ラインナップ発表時、反響の大きかったアーティストであることは言うまでもない。G.O.O.D.Musicの社長にも就任したPUSHA T。あらゆる名曲に参加し、クラブでは彼の参加する曲を聞かない日がないと言っても過言ではないほど。重みのあるドープなサウンドで知られる彼を見るために来たというファンも多いだろう。
PUSHA Tは「I Don’t Like」でステージに現れ、ファレルも所属していたClipse時代の往年のヒット曲「Grindin」や自身が参加したKanye Westの「Runaway」などを披露。「KING」の異名を持つPUSHA Tはステージを縦横無尽に歩き回り、フロアにいるすべてのオーディエンスの視線を一点に集める。大合唱も度々起こり、会場の心を一つにしていく姿はまさに「KING」の名にふさわしいものだった。

FRENCH MONTANA

イベントのトリを飾るのは8月に3年振りとなるアルバム『MC4』をリリースするFRENCH MONTANA。彼を待ちわびているファンは期待に胸の高鳴りが抑えきれず、登場前から独特の雰囲気に包まれていた。ヒップホップ界でも有数のビッグネームであるFRENCH MONTANAはステージに姿を現わすだけでファンが圧倒されるようなオーラを放っていた。ZEPP TOKYOのステージが小さく感じられるほどに大きな存在感を示した彼は「Hot Nigga」のリミックスや「Don't Panic」など、ファンが待ち望んでいた名曲を惜しみなく歌い上げていく。さらに彼のアンセムとも言える中毒性バツグンの「Ocho Cinco」でフロアは大きく揺れながら大合唱。ここまでの盛り上がりをさらに上回ってきた。その後も「Pop That」や「Off The Rip」など、ヒップホップアンセムを次々に披露。最後は宇多田ヒカルの楽曲をサンプリングした「Sanctuary」という、日本でのライブならではの選曲で締めくくった。

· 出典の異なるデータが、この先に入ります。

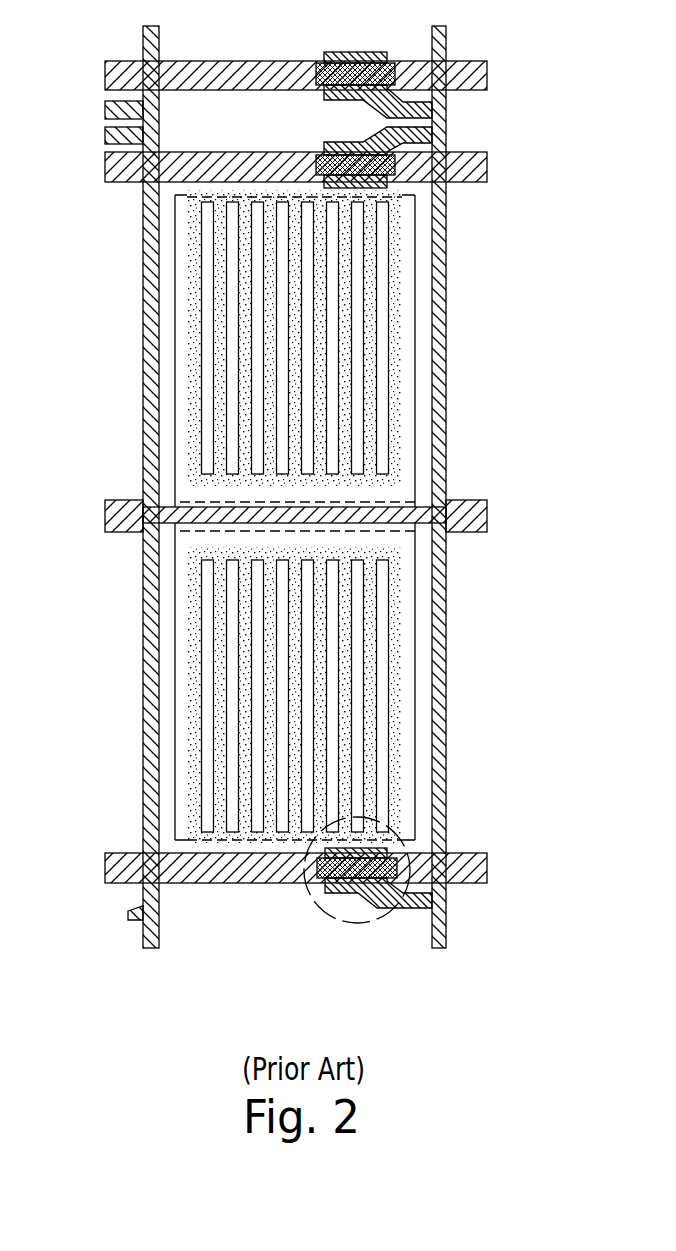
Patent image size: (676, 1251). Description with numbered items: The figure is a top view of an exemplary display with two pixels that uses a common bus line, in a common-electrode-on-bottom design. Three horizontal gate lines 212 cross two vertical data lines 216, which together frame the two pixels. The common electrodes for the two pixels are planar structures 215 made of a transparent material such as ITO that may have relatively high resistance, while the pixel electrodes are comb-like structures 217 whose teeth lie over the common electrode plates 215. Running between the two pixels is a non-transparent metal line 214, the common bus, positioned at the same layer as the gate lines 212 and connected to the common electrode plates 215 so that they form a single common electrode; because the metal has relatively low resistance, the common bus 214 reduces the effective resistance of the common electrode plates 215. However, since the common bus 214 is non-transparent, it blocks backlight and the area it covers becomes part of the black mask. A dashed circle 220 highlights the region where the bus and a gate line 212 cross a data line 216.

The gate line 212 is at (486, 73).
The common bus line 214 is at (486, 515).
The common electrode plate 215 is at (408, 308).
The data line 216 is at (142, 373).
The pixel electrode 217 is at (400, 423).
The contact region 220 is at (317, 912).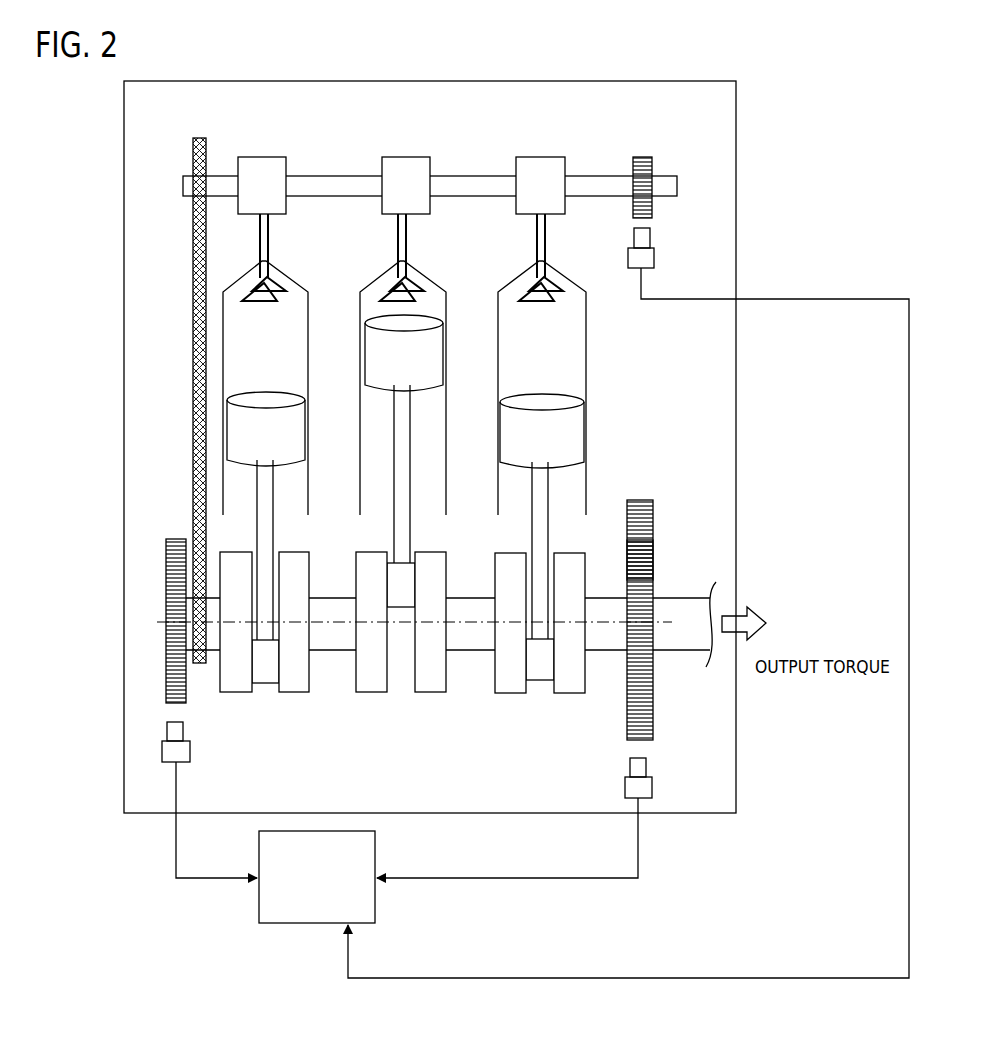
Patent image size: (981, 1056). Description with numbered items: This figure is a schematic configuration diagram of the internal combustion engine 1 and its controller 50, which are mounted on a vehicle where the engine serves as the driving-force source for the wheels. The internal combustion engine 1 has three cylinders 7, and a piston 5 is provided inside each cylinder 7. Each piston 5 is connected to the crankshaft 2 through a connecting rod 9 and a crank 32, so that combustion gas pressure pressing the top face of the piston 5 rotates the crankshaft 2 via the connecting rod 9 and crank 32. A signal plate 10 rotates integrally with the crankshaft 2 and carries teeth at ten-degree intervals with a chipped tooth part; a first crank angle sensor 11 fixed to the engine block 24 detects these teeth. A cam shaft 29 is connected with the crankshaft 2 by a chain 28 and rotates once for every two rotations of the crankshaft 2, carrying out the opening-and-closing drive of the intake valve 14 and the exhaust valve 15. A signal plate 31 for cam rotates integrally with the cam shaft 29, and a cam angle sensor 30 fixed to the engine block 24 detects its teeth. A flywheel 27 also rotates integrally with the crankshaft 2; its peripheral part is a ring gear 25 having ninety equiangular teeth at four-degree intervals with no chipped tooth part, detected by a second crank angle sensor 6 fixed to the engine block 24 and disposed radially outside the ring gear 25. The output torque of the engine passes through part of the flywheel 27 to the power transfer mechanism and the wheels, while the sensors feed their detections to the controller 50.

The internal combustion engine 1 is at (125, 202).
The crankshaft 2 is at (436, 643).
The piston 5 is at (545, 400).
The second crank angle sensor 6 is at (652, 787).
The cylinder 7 is at (587, 338).
The connecting rod 9 is at (550, 527).
The signal plate 10 is at (167, 540).
The first crank angle sensor 11 is at (162, 752).
The intake valve 14 is at (547, 280).
The exhaust valve 15 is at (522, 296).
The engine block 24 is at (736, 405).
The ring gear 25 is at (639, 500).
The flywheel 27 is at (654, 560).
The chain 28 is at (193, 400).
The cam shaft 29 is at (325, 172).
The cam angle sensor 30 is at (654, 258).
The signal plate for cam 31 is at (643, 157).
The crank 32 is at (447, 577).
The controller 50 is at (259, 902).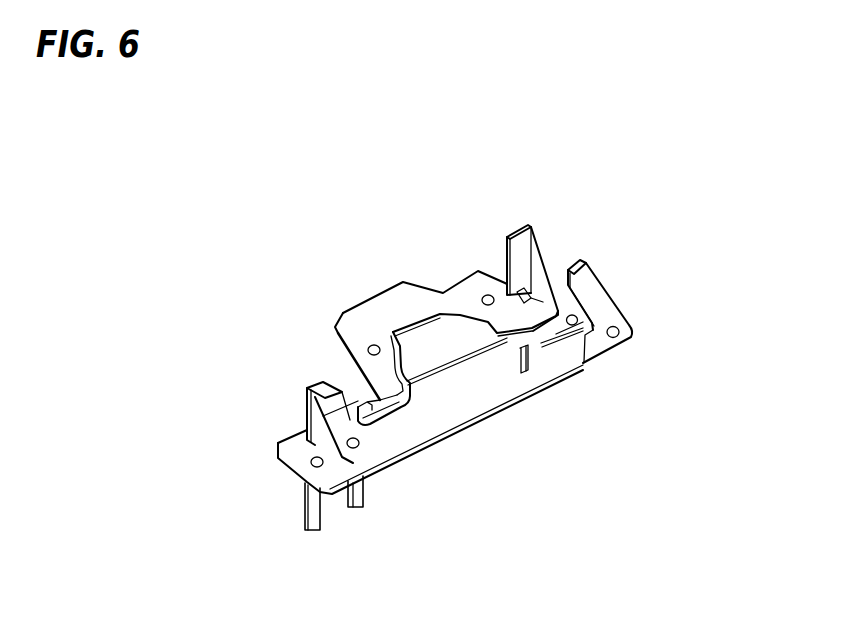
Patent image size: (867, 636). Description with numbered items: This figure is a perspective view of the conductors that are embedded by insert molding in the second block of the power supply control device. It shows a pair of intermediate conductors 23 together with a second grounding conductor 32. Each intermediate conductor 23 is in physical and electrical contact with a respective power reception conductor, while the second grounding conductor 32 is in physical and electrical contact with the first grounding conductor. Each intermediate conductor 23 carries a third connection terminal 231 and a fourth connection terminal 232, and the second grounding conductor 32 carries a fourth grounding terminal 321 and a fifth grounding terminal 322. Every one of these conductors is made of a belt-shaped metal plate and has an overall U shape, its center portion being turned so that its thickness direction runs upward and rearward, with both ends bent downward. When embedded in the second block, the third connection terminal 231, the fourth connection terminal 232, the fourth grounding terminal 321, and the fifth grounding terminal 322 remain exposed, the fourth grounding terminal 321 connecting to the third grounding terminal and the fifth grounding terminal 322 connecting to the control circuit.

The intermediate conductor 23 is at (368, 312).
The third connection terminal 231 is at (360, 498).
The fourth connection terminal 232 is at (573, 343).
The second grounding conductor 32 is at (540, 255).
The fourth grounding terminal 321 is at (312, 383).
The fifth grounding terminal 322 is at (518, 268).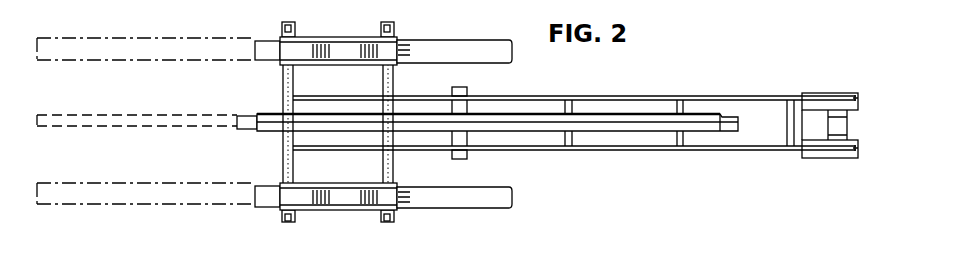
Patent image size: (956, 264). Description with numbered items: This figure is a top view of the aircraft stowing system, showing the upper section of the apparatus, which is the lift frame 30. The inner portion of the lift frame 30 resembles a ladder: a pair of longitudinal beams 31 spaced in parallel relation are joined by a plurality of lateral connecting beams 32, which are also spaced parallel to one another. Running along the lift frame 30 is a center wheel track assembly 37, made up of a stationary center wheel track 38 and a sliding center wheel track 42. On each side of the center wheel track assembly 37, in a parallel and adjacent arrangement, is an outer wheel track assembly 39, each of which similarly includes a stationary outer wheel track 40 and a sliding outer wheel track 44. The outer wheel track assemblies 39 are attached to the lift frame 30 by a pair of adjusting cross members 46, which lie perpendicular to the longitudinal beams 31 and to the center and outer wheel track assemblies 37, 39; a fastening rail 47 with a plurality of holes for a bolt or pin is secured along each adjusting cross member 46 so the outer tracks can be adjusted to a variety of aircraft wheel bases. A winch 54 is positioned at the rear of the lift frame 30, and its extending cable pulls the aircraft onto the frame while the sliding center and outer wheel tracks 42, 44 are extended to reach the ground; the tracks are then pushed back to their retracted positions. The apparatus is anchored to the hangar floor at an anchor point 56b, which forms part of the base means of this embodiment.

The lift frame 30 is at (596, 90).
The longitudinal beams 31 is at (656, 97).
The lateral connecting beams 32 is at (463, 107).
The center wheel track assembly 37 is at (272, 102).
The stationary center wheel track 38 is at (736, 128).
The outer wheel track assemblies 39 is at (338, 130).
The stationary outer wheel track 40 is at (291, 50).
The sliding center wheel track 42 is at (135, 116).
The sliding outer wheel track 44 is at (185, 42).
The adjusting cross members 46 is at (283, 84).
The fastening rail 47 is at (395, 68).
The winch 54 is at (842, 125).
The anchor point 56b is at (853, 152).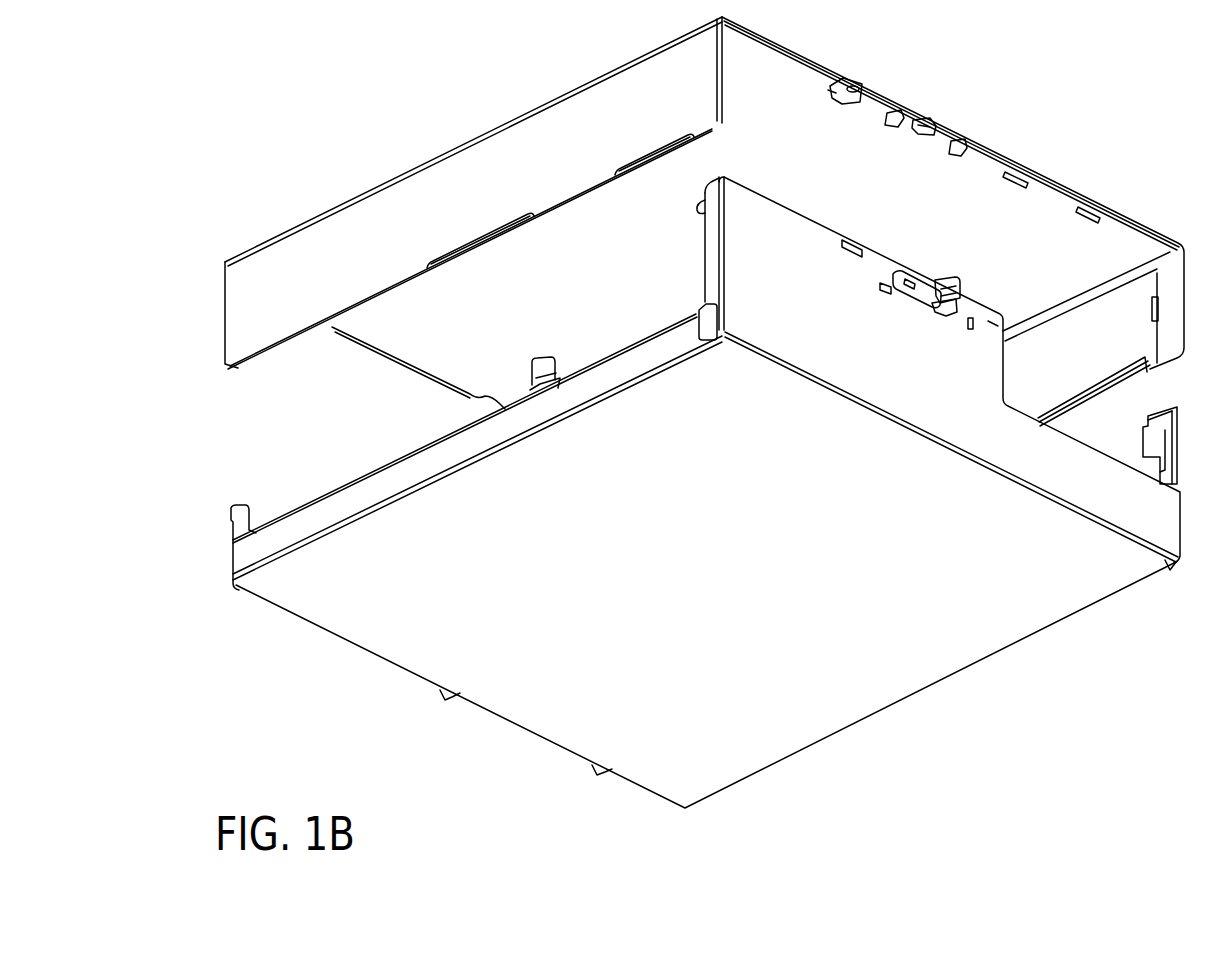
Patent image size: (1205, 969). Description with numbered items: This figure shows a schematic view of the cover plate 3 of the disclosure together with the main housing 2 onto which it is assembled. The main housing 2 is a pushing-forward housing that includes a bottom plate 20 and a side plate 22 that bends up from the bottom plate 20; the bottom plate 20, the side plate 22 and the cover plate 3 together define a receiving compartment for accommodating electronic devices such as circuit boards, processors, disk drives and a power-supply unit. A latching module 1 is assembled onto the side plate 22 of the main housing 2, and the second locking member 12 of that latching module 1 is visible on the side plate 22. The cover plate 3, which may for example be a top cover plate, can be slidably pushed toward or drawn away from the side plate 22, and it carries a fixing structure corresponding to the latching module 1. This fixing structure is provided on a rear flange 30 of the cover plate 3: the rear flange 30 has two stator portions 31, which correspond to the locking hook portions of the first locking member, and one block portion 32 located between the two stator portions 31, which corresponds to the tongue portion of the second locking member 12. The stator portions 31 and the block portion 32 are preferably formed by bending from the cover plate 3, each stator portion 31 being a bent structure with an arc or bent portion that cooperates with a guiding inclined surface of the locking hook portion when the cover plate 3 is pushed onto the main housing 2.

The latching module 1 is at (1030, 238).
The second locking member 12 is at (962, 291).
The main housing 2 is at (705, 492).
The bottom plate 20 is at (921, 602).
The side plate 22 is at (920, 378).
The cover plate 3 is at (704, 221).
The rear flange 30 is at (787, 48).
The stator portion 31 is at (887, 111).
The block portion 32 is at (933, 119).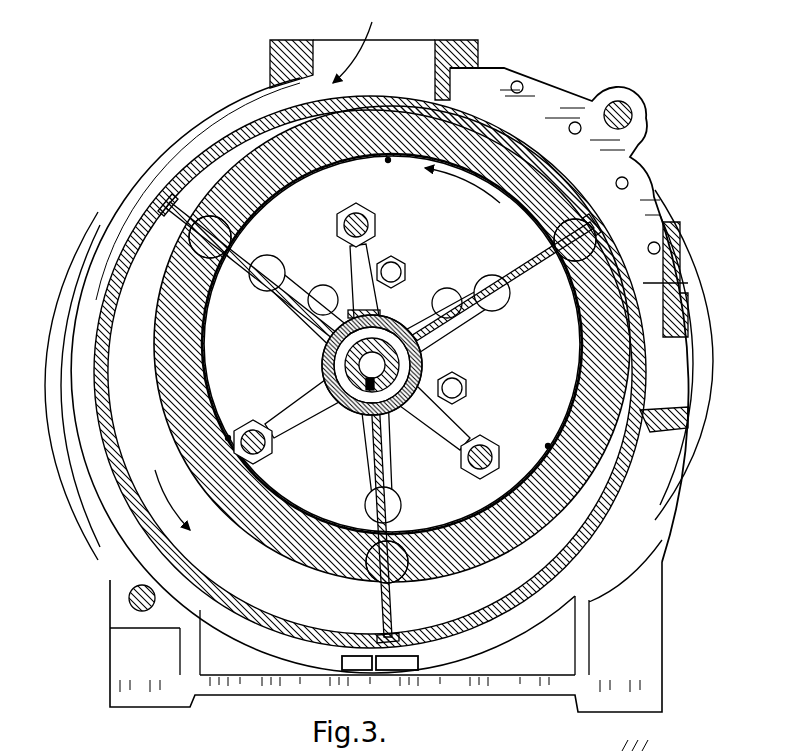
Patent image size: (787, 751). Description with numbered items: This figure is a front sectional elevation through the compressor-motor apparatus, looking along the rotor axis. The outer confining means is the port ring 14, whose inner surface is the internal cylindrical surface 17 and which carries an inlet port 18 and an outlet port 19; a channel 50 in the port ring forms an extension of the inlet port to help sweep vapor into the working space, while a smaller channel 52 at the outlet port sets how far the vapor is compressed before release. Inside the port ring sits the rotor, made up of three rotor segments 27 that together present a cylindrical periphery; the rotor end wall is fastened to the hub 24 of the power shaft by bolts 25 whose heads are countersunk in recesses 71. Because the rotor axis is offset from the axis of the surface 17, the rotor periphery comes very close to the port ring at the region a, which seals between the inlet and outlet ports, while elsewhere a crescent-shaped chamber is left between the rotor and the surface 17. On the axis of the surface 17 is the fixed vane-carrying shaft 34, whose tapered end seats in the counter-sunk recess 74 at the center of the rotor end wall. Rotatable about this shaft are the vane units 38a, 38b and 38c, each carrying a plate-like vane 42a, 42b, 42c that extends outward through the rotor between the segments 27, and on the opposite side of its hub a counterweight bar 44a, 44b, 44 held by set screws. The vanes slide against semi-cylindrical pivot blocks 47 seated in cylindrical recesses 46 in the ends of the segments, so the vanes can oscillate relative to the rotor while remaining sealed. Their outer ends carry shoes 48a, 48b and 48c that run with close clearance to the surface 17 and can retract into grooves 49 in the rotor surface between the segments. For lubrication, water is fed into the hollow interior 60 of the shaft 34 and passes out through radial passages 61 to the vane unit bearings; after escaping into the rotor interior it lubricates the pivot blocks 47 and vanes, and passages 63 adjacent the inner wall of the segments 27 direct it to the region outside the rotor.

The port ring 14 is at (120, 498).
The internal cylindrical surface 17 is at (122, 438).
The inlet port 18 is at (425, 40).
The outlet port 19 is at (690, 395).
The hub of power shaft 24 is at (620, 745).
The bolts 25 is at (380, 292).
The rotor segments 27 is at (257, 342).
The vane-carrying shaft 34 is at (383, 343).
The vane unit 38a is at (406, 500).
The vane unit 38b is at (274, 258).
The vane unit 38c is at (476, 323).
The vane member 42a is at (382, 614).
The vane member 42b is at (184, 236).
The vane member 42c is at (514, 249).
The counterweight bar 44 is at (266, 461).
The counterweight bar 44a is at (370, 223).
The counterweight bar 44b is at (491, 440).
The cylindrical recesses 46 is at (243, 213).
The pivot blocks 47 is at (212, 288).
The shoe 48a is at (392, 635).
The shoe 48b is at (178, 200).
The shoe 48c is at (598, 232).
The grooves 49 is at (190, 256).
The channel 50 is at (190, 148).
The channel 52 is at (620, 468).
The hollow interior 60 is at (343, 364).
The radial passages 61 is at (346, 418).
The passages 63 is at (388, 163).
The recesses 71 is at (408, 268).
The counter-sunk recess 74 is at (436, 364).
The region of the port ring a is at (622, 158).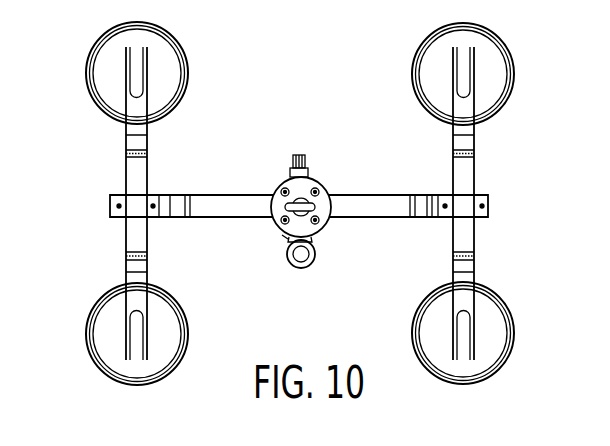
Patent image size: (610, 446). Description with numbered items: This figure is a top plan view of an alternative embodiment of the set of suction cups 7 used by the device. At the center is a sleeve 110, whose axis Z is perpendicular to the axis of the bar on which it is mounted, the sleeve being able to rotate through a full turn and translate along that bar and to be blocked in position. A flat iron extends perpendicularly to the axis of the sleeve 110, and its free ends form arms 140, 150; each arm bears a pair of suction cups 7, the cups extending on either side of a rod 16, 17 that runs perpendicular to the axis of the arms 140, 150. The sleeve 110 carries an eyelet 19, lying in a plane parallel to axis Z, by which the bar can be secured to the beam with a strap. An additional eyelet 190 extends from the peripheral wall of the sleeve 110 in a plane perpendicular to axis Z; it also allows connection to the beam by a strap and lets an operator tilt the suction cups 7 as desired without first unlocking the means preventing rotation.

The suction cups 7 is at (185, 53).
The rod 16 is at (468, 240).
The rod 17 is at (127, 247).
The eyelet 19 is at (312, 200).
The sleeve 110 is at (277, 182).
The arm 140 is at (227, 194).
The arm 150 is at (375, 190).
The additional eyelet 190 is at (302, 268).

「HOT 97 SUMMER JAM TOKYO」は、本場ニューヨークで築き上げられた雰囲気を東京で作り出すことを重視しており、ニューヨークスタイルの演出やスタッフ配置にこだわっていた。ただ、全てをニューヨークスタイルに染め上げるのではなく、開催地であり様々な文化の発信源である東京に対するリスペクトも感じられた。DJたちのプレイに日本語ヒップホップが散りばめられ、MCを務めるNESSAやDJ CAMILOらは「オツカレサマ!アリガトウ!」などといった日本語でファンは親近感を感じていた。

イベント終盤、NESSAは
私たちはこの東京で「HOT 97 SUMMER JAM TOKYO」を開催できて、そして東京のファンに受け入れてもらえて、本当に誇りに思う。これから毎年開催して、さらに大きなイベントにしていきたいわ。アリガトウ!とZEPP TOKYOに集まったファンへの感謝を伝え、さらに来年への意気込みも語った。

そして最後にマイクを手渡されたDJ LEADは
来年はこの5倍の規模になって帰ってきます!と熱いまなざしで語った。日本とニューヨークの架け橋となった彼の思いは人一倍強いものがある。


こうして「HOT 97 SUMMER JAM TOKYO」は大盛況のうちに幕を閉ざした。ニューヨークで始まり、今年満を持して東京にやってきた「HOT 97 SUMMER JAM TOKYO」。新たなビッグフェスが東京に生まれる瞬間の目撃者となったファンたちの間で語り継がれ、ますます大規模なイベントになることを期待したい。